"Not forsaking our own assembling together, as is the habit of some, but encouraging one another; and all the more as you see the day drawing near" Hebrews 10:25.
I want to admit that I missed church this week, mostly cause I was lazy. And I immediately regret my decision. (That's kind of a weird side thought. Cause it wasn't really a decision, more of a forgetfulness that turned into passively neglecting to make a decision. But even the neglect to make a decision is a decision to not do what I should have done.) And once you figure out what I wrote in those parentheses, you can join me for the real topic.

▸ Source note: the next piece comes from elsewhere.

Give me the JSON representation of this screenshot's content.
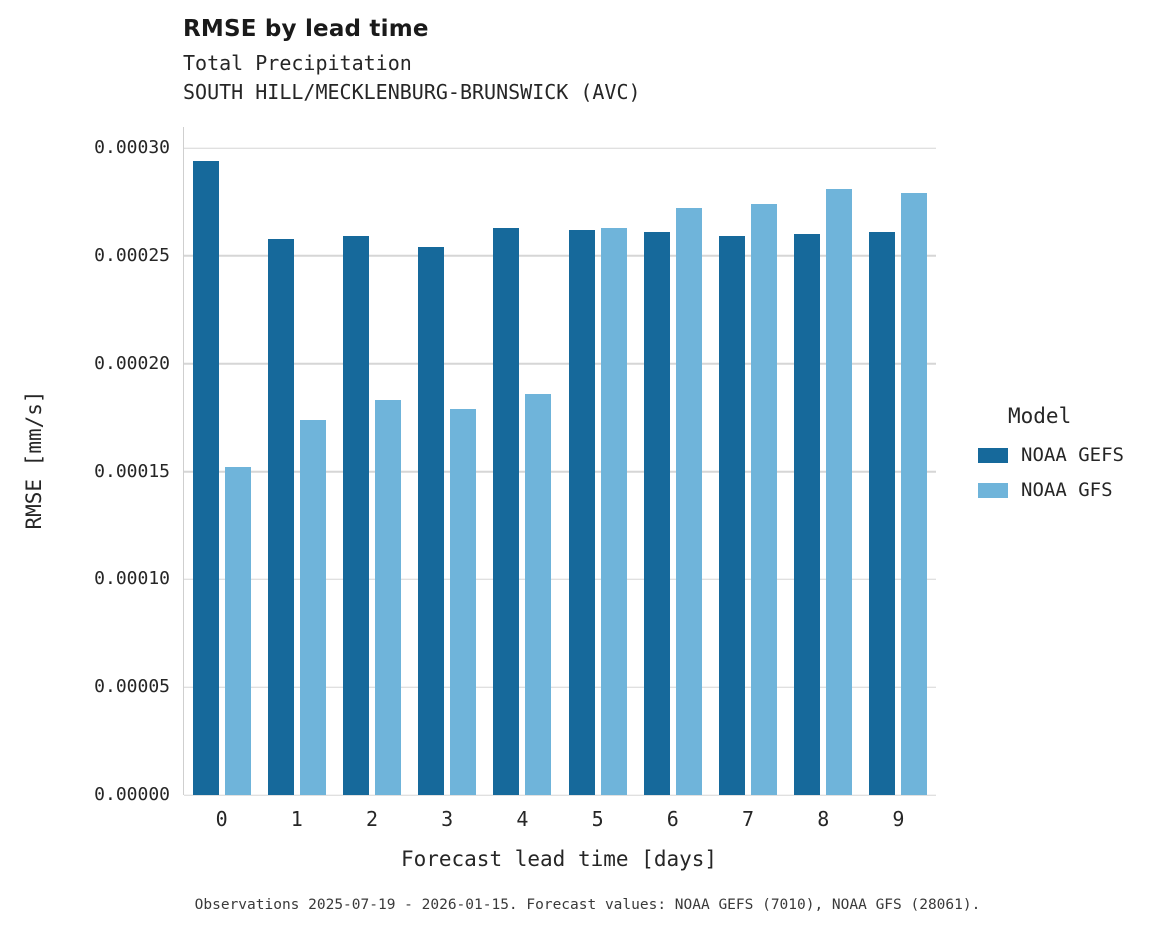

I've been reading a book that makes the point that our major job as Christians is to praise God by delighting in Him. That's a good point, and I thought further that I like to praise God, so it's a nice set up that God gets praise out of something I like anyway. But then I thought further, lately, I haven't been praising God as much, or thinking about Him as much, or pursuing Him as much as I'd like. That frustrated me. Why am I having a hard time praising Someone Who is so praiseworthy, Who set up such a good system? (Still following?)

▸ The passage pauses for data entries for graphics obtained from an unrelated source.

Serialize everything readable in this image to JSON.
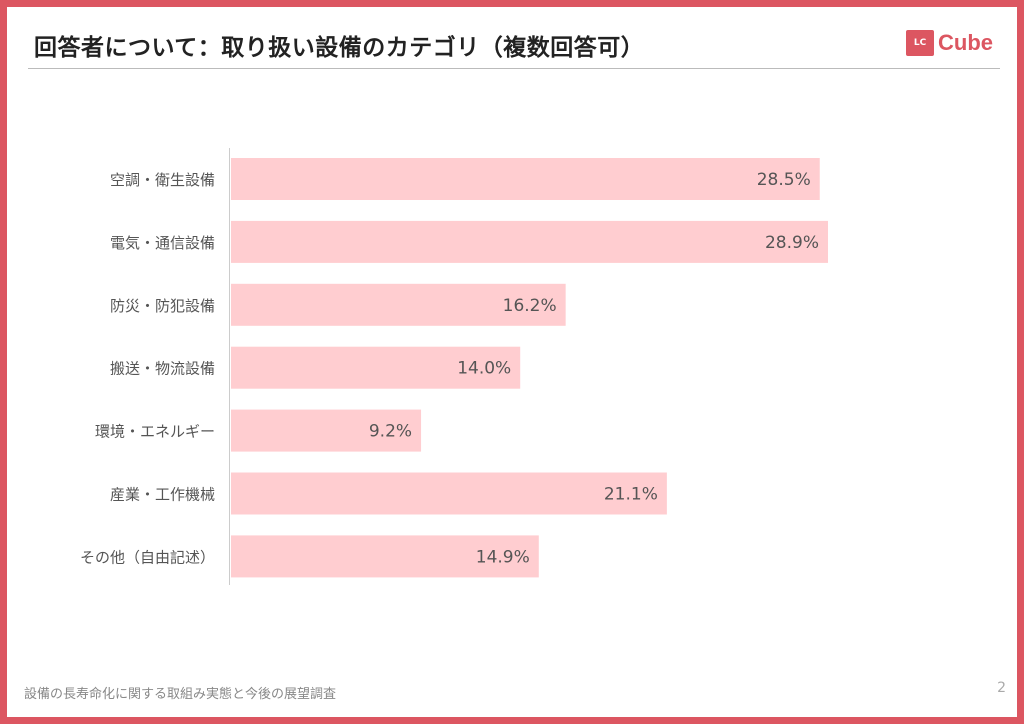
{
  "header": {
    "title": "回答者について：取り扱い設備のカテゴリ（複数回答可）",
    "logo_text": "LC Cube"
  },
  "footer": {
    "text": "設備の長寿命化に関する取組み実態と今後の展望調査",
    "page_number": "2"
  },
  "colors": {
    "bar": "#ffcdd0",
    "frame": "#dc5661"
  },
  "chart_data": {
    "type": "bar",
    "orientation": "horizontal",
    "categories": [
      "空調・衛生設備",
      "電気・通信設備",
      "防災・防犯設備",
      "搬送・物流設備",
      "環境・エネルギー",
      "産業・工作機械",
      "その他（自由記述）"
    ],
    "values": [
      28.5,
      28.9,
      16.2,
      14.0,
      9.2,
      21.1,
      14.9
    ],
    "data_labels": [
      "28.5%",
      "28.9%",
      "16.2%",
      "14.0%",
      "9.2%",
      "21.1%",
      "14.9%"
    ],
    "unit": "%",
    "grid": false
  }
}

Then I thought to myself selfishly, that I couldn't wait to get home and be in a youth ministry again because it's so much easier to follow God when you are socially expected to follow God. This branched into two thoughts that are the point of this blog:
1) Being around Christians is important. We have the ability to excite each other about God. Fire breeds more fire. When I missed church due to neglect, I cheated myself out of an opportunity to be excited about God, and I stole an opportunity for God to be praised by me in a corporate setting. I don't get to go to church every week, why did I have to waste this opportinity? So pleases don't get used to it, or take for granted your ability to go to church. Not everybody can go to church, and seriously, you need to realize that it is a priviledge and go with the desire to be lit on fire and to light others on fire. Go to church.

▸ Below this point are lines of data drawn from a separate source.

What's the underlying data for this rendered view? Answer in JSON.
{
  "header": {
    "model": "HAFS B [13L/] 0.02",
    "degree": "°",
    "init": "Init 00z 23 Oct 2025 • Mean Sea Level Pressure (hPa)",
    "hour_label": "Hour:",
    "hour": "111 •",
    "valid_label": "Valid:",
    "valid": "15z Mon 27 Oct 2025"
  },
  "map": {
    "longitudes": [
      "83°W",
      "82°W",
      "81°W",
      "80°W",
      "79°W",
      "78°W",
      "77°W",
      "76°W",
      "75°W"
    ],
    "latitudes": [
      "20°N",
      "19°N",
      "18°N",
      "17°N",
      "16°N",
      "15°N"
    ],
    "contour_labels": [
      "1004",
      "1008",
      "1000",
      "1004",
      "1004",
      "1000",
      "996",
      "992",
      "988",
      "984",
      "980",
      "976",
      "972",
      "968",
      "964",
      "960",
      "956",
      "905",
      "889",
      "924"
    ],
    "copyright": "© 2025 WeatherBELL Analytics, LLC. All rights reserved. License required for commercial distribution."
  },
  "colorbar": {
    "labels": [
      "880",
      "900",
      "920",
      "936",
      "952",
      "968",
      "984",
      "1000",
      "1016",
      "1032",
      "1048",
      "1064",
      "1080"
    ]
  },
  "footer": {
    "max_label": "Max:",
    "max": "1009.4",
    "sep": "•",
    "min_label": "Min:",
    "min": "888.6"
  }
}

2) I cannot wait to be home to be delighting in God. When someone loves something, they can't help but talk about it. Let's take drugs for instance. Drug addicts lie to their friends, steal, beg, or anything else undignified to get their fix. Is God not a delight way more pleasurable? It's simply that I let other stuff get in the way, and forget that God is more desireable than anything else. And that's dumb. And I need to get over it. I need to stop talking like any regular Soldier, and love God enough to stand up for Him. It's about love and passion for Him, and not guilt.
Just brainstorming. I know this might be the most confusing thing you've ever read, but I hope it's worth it.